Realistically, only those who care enough about their VHS collection to re-record all of it in real time – or those who really don’t care that much about quality in the first place – would consider the OSD, were it not that the it has a few more tricks up its sleeve. Though again it’s nothing you couldn’t easily convert using a PC, you can set the Neuros OSD to record for a PSP, iPhone or Smartphone, which will automatically choose the appropriate resolution for the device. After all, image quality is much less of a concern when you’re watching material on a 4.3in screen. For TV recording, meanwhile, the OSD can do 640 x 480 or a rather odd but more widescreen-friendly 672 x 448 in MP4 format – just keep in mind that when recording at these resolutions, there is a 4GB maximum file size. For audio recording, the Neuros can do AAC or MP3.

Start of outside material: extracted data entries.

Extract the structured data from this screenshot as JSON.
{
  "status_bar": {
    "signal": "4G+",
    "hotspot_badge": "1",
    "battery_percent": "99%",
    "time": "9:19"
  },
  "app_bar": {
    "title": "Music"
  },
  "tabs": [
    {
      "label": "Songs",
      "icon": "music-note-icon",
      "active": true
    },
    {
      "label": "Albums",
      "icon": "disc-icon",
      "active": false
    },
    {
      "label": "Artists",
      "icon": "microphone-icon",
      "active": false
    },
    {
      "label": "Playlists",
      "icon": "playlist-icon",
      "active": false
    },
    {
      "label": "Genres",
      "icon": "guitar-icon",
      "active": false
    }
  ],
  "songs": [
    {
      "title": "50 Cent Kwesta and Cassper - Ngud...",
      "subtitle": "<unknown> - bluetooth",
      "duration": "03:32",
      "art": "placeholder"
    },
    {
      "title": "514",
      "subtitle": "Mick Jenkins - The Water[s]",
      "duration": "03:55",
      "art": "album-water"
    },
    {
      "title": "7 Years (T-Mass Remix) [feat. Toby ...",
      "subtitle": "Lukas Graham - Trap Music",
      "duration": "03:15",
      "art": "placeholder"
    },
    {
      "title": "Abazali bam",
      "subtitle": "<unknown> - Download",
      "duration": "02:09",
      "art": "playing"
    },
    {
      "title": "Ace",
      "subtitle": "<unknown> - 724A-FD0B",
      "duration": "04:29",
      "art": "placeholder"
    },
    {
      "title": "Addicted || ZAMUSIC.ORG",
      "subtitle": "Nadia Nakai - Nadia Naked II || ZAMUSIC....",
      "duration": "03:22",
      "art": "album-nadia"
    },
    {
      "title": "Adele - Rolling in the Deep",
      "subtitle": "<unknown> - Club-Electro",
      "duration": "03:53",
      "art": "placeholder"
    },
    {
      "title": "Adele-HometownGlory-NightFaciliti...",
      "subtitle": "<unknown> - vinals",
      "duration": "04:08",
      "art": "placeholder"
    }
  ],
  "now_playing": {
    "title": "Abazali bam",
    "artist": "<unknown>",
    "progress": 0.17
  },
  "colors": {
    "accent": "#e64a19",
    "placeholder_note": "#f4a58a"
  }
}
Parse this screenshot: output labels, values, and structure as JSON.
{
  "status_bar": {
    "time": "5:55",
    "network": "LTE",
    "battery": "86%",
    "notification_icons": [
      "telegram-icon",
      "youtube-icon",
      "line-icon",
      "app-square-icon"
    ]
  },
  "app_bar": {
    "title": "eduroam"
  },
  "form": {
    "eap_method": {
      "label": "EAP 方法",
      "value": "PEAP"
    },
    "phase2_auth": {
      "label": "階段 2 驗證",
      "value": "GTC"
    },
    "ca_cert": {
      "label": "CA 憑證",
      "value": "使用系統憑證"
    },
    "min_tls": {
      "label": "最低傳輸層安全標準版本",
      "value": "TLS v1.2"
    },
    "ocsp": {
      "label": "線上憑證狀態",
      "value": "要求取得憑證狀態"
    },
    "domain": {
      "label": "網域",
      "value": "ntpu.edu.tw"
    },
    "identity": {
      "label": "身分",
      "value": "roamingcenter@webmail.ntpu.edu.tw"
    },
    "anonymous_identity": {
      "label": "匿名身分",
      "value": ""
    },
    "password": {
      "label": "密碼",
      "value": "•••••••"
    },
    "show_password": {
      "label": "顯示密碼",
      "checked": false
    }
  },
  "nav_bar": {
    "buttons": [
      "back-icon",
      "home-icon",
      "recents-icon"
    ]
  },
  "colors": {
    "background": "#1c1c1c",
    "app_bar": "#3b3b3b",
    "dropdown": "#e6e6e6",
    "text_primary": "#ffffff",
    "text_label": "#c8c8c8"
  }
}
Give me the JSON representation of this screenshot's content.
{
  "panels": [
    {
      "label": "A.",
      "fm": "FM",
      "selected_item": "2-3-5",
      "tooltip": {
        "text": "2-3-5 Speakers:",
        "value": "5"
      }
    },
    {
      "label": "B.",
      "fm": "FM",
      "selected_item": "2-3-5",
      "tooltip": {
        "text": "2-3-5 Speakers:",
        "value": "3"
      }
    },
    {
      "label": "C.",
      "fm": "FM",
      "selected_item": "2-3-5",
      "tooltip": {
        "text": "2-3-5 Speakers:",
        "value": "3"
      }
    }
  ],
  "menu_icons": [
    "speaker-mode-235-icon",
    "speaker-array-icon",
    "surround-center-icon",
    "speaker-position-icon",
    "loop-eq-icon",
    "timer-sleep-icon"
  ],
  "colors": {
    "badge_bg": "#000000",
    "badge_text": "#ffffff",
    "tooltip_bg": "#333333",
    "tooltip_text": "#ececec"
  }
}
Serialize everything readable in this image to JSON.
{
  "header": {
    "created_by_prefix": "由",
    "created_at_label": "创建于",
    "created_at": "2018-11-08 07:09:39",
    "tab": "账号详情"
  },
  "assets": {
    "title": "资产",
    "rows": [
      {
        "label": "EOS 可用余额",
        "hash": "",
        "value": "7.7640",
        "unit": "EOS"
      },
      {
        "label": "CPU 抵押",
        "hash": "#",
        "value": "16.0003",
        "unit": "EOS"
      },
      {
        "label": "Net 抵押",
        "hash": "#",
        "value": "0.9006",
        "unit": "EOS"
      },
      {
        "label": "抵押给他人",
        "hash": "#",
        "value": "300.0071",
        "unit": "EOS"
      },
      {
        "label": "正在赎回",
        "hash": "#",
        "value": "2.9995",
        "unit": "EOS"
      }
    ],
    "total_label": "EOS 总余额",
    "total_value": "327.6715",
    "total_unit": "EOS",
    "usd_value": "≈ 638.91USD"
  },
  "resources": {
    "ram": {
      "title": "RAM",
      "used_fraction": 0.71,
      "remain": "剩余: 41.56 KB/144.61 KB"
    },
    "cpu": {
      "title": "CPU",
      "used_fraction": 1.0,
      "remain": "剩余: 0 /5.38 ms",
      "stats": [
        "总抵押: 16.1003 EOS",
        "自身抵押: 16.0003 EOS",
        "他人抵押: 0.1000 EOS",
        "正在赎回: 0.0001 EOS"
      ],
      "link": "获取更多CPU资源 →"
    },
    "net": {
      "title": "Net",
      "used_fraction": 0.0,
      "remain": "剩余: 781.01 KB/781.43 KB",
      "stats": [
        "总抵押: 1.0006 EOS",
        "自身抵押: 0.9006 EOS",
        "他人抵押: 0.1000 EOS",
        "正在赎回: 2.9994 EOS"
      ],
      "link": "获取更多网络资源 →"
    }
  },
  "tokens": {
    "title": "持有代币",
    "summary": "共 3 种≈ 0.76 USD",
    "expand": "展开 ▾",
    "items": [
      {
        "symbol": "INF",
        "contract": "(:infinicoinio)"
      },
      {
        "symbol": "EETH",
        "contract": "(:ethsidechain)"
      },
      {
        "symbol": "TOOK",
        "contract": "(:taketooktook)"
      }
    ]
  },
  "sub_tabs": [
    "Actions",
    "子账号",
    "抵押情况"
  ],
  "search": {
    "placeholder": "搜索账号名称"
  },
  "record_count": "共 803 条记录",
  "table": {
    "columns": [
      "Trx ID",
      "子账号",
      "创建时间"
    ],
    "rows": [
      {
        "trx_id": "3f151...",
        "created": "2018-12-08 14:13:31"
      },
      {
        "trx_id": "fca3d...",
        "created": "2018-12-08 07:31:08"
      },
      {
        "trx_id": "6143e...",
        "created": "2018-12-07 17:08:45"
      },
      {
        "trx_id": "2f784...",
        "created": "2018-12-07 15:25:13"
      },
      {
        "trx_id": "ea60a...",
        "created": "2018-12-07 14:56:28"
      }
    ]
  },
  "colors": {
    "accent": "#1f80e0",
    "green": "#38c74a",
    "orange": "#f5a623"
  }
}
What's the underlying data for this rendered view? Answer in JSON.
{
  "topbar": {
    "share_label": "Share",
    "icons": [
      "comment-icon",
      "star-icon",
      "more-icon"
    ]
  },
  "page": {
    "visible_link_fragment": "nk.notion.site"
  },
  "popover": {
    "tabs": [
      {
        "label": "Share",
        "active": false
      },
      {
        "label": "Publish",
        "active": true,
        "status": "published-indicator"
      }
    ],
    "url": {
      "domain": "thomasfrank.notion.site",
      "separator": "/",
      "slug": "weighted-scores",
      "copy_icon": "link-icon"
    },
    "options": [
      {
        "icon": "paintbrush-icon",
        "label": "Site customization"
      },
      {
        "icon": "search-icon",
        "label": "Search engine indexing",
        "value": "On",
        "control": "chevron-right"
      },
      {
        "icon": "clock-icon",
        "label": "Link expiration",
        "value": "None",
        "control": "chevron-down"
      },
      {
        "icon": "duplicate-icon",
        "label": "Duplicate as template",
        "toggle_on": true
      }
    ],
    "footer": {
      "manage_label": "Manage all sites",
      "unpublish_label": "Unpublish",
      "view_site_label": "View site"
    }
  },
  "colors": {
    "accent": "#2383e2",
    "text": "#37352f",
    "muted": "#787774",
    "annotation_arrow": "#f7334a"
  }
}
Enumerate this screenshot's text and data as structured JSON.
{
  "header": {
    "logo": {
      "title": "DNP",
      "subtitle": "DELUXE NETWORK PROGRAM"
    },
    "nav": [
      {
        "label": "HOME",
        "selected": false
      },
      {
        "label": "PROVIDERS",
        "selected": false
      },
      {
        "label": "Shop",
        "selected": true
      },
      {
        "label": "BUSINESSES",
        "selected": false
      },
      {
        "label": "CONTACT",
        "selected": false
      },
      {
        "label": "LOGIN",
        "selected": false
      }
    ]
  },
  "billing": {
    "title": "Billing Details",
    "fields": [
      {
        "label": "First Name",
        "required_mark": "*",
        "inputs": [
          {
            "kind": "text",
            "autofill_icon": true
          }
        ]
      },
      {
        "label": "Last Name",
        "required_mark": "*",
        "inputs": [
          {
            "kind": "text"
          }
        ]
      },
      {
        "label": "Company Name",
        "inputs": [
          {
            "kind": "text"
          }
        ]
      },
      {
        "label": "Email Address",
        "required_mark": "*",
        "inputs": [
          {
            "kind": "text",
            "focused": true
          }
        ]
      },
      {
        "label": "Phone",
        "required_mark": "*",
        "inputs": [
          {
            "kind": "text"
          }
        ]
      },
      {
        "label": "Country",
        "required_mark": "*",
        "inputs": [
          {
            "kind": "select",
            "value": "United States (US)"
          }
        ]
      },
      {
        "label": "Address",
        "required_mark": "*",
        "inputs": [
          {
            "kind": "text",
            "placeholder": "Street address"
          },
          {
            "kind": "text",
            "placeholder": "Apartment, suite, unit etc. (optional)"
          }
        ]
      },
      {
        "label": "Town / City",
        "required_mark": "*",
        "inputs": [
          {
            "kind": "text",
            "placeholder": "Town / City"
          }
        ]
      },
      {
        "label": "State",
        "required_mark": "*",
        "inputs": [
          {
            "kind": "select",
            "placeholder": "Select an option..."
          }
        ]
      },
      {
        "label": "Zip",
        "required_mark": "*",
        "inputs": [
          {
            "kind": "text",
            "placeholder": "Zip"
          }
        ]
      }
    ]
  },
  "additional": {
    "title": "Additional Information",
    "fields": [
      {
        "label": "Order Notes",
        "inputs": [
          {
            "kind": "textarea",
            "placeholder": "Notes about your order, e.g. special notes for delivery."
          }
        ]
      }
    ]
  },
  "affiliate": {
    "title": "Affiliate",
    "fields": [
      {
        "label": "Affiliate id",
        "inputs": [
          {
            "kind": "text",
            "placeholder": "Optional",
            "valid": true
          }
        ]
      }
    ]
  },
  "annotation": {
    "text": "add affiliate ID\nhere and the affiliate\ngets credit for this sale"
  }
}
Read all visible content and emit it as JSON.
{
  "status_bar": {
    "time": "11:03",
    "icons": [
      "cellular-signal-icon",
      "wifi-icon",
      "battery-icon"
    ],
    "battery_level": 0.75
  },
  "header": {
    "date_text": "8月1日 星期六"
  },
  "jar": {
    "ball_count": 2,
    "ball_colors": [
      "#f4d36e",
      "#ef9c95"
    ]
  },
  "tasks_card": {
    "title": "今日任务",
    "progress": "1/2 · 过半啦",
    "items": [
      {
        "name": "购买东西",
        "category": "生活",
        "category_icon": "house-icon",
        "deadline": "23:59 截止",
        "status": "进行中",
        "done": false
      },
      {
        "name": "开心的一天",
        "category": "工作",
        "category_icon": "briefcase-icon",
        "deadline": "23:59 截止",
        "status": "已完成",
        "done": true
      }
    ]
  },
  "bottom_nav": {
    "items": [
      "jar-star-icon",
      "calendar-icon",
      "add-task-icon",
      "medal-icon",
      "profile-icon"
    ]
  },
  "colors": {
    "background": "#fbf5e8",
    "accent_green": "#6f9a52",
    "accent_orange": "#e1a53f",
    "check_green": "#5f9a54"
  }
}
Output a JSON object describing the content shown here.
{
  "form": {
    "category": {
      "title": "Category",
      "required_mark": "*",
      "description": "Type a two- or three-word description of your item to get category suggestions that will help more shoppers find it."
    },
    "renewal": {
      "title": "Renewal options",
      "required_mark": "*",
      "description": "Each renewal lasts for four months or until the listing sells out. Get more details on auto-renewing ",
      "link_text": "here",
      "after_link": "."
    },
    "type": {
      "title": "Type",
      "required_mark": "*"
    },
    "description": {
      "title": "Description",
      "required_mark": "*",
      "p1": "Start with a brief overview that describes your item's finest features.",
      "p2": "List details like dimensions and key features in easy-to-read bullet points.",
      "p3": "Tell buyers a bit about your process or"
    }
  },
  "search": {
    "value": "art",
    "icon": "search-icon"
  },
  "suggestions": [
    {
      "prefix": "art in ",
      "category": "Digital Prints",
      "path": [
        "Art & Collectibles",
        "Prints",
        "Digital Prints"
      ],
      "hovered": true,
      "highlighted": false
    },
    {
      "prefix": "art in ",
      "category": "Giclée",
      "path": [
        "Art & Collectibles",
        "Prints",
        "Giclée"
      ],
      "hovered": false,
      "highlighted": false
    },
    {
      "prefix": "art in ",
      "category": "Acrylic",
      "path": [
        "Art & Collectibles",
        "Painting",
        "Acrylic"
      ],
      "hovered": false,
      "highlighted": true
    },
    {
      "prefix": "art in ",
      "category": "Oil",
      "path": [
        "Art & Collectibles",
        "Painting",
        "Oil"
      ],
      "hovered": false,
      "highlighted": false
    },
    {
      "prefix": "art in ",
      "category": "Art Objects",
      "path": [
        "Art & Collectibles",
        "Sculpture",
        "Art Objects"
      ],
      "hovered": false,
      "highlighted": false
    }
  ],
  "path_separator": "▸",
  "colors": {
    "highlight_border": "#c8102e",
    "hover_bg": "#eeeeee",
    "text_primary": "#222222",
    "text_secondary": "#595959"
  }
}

The recording process is easy as pie. Anyone who can manage a VCR will have no trouble whatsoever with the Neuros – to a point. You see, there is absolutely no mention in the quick-start guide of how to prepare your media. Considering it spends an entire page on recording settings, which are rather easy to figure out, this is a regrettable lack. FAT or FAT32 file systems are readable, but the OSD can’t cope with NTFS. So yes, you can plug in your 1TB hard drive, but you might need to re-format and partition it first.
The main thing holding the Neuros OSD back is its somewhat limited hardware and lack of support for high definition. I can understand Neuros not wanting to get involved in the whole DRM/licensing nightmare that an HDMI input would represent, but an HDMI output would at least give you better picture quality when viewing. At the very least give us component – it’s an analogue standard with no copy protection so recording from it should be just as easy, and it would certainly improve output quality – especially for DVDs. Also, with the world’s most successful current generation console, Nintendo’s Wii, not to mention all the older Xbox 360s and upscaling DVD players using it, it’s hardly likely to get killed off by digital anytime soon. If Neuros was to make an Open Source Device with more ports and high-definition support, then the possibilities would be amazing, and I would buy one in a flash.
The Neuros OSD has a lot of potential, but doesn’t quite deliver enough to make it worth the asking price. It does what it says on the box, but unless you’re not too concerned with video quality, you still cherish your video-cassette collection, or you don’t own a PC, we wouldn’t recommend it. Once – or ”if” – the NAS functionality is implemented, the device will become a lot more interesting, and of course due to its open source nature, other enhancements are always possible.